L'analyse portait sur l'événement survenu à Québec le 27 juillet 2023 entourant le décès d'un homme.
L'examen du rapport d'enquête préparé par le BEI a été confié à une procureure aux poursuites criminelles et pénales (procureure). Cette dernière a procédé à un examen complet de la preuve afin d'évaluer si à la lumière de la preuve retenue, celle‑ci révèle la commission d'infractions criminelles. La procureure a informé les proches de la personne décédée des motifs de la décision.
Événement
Le 27 juillet 2023, vers 11 h 21, une femme compose le 911 et s'adresse à la répartitrice de la centrale. Elle l'informe qu'un homme semblant intoxiqué erre devant l'entrée de l'édifice public où elle travaille. Il a un comportement instable, se parle à lui-même et est intimidant auprès des autres usagers.

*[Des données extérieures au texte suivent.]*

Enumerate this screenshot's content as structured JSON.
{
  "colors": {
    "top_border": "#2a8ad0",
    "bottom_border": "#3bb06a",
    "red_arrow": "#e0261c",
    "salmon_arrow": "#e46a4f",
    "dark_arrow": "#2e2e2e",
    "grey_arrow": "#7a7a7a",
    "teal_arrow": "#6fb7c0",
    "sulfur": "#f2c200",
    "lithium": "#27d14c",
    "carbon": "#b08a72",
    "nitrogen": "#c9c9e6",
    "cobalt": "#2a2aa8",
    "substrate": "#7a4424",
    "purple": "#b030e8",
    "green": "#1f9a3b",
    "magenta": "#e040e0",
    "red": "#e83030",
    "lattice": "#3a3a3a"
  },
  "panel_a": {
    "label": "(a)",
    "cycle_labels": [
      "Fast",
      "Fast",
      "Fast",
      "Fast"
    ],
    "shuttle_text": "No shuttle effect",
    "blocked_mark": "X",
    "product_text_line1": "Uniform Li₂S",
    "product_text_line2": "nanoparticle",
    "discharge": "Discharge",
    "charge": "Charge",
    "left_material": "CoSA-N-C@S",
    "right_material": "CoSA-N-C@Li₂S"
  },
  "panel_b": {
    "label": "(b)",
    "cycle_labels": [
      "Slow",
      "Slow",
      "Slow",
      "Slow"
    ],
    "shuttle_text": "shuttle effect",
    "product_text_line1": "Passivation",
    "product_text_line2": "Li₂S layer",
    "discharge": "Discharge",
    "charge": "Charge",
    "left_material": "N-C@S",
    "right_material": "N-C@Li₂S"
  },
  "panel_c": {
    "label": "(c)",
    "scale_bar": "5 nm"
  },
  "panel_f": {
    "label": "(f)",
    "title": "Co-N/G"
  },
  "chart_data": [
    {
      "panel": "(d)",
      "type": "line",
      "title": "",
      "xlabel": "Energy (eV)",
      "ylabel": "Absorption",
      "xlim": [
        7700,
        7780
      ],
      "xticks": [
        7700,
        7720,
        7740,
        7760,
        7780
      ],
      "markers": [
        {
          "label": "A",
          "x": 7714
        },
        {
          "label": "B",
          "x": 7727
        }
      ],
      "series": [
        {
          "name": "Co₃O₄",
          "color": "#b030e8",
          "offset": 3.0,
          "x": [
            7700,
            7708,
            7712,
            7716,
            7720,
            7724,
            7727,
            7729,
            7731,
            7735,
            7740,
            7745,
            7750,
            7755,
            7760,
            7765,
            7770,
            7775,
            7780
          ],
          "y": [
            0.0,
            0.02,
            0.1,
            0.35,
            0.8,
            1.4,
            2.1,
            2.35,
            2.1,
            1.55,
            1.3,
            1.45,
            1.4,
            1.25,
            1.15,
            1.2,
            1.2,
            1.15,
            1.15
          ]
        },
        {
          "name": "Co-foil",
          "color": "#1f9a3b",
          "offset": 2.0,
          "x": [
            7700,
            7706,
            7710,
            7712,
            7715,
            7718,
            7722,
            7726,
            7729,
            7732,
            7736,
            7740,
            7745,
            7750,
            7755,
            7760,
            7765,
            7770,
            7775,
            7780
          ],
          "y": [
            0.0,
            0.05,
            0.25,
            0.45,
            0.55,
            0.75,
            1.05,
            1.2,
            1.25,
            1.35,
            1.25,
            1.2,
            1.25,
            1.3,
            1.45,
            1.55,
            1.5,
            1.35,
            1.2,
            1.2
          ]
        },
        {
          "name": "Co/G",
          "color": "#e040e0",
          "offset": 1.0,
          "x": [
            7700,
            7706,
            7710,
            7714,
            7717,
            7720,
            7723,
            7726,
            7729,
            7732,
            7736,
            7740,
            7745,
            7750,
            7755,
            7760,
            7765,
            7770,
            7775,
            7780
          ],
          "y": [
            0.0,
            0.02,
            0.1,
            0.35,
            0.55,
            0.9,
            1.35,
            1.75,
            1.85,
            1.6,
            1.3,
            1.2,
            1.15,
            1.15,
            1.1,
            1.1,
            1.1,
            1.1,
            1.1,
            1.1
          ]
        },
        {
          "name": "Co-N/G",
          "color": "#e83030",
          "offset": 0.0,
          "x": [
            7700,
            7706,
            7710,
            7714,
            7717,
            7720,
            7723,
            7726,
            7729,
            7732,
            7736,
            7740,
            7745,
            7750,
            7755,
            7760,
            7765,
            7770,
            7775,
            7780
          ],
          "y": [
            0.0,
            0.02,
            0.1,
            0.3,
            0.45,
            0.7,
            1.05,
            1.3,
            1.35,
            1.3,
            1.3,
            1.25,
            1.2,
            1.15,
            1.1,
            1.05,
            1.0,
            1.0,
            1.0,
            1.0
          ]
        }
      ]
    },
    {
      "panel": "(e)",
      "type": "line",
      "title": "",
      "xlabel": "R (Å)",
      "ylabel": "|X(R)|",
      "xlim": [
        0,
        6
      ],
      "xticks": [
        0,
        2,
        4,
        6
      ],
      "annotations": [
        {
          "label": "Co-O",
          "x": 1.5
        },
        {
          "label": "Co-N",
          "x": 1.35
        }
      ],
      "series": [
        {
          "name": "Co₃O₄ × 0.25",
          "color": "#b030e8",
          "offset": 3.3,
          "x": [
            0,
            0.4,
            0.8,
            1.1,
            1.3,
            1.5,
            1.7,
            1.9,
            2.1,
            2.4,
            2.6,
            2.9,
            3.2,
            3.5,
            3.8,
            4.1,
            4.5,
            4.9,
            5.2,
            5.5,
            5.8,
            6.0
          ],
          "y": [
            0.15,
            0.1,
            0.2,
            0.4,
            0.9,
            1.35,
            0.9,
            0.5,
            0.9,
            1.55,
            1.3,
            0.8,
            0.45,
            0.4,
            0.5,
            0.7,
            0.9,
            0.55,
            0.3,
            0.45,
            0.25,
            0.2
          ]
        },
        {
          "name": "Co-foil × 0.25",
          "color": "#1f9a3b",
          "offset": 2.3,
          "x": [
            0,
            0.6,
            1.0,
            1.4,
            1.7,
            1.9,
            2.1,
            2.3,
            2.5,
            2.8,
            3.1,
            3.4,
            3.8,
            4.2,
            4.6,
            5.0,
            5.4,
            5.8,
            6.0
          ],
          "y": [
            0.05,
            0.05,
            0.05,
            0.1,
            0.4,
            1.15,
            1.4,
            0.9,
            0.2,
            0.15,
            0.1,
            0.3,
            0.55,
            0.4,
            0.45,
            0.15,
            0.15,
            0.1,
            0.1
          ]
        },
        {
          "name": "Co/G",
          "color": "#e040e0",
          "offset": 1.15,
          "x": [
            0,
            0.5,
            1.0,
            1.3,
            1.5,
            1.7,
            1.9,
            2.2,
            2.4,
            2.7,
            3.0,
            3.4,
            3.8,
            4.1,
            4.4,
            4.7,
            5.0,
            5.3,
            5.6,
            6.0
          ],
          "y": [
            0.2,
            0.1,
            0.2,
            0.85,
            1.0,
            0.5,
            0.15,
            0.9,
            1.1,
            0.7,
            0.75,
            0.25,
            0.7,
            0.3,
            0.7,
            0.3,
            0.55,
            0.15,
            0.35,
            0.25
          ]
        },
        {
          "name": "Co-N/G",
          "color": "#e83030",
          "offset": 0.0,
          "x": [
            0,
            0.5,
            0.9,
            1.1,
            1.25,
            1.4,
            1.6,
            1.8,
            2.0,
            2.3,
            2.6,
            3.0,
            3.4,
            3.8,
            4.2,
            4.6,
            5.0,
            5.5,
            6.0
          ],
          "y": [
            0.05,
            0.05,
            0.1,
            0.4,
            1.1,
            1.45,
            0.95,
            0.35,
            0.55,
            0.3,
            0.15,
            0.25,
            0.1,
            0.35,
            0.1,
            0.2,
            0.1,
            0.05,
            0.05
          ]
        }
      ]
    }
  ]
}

Une fois les informations relayées sur les ondes policières du SPVQ, un policier et une policière se dirigent, en duo, vers l'adresse mentionnée. Arrivés au coin de la rue, ils constatent que l'homme en question est sur le trottoir et qu'il se dirige vers eux.
Les policiers tentent de discuter avec ce dernier, mais au moment où il lui est demandé de fournir une pièce d'identité, l'homme change d'attitude. Il réagit en se braquant et en bougeant frénétiquement de l'avant vers l'arrière. Il devient colérique et monte le ton en répétant connaître ses droits. Il exige qu'on le laisse tranquille. L'homme serre les poings, frappe dans le vide ainsi que sur son torse et jette son sac à dos sur le sol. Il continue de crier, puis commence à se dévêtir. Les policiers tentent de le calmer, en vain. Le policier dépose sa main sur son dispositif d'aérosol capsique (poivre de Cayenne) afin de maîtriser l'homme, mais celui-ci gesticule agressivement et ne cesse de lever les bras vers son visage. L'homme élève davantage la voix et n'obtempère à aucun des avertissements formulés. Il lève le poing et fixe les policiers avec un air menaçant avant de se saisir d'un couteau situé dans son pantalon, puis d'avancer à grande vitesse en direction de la policière.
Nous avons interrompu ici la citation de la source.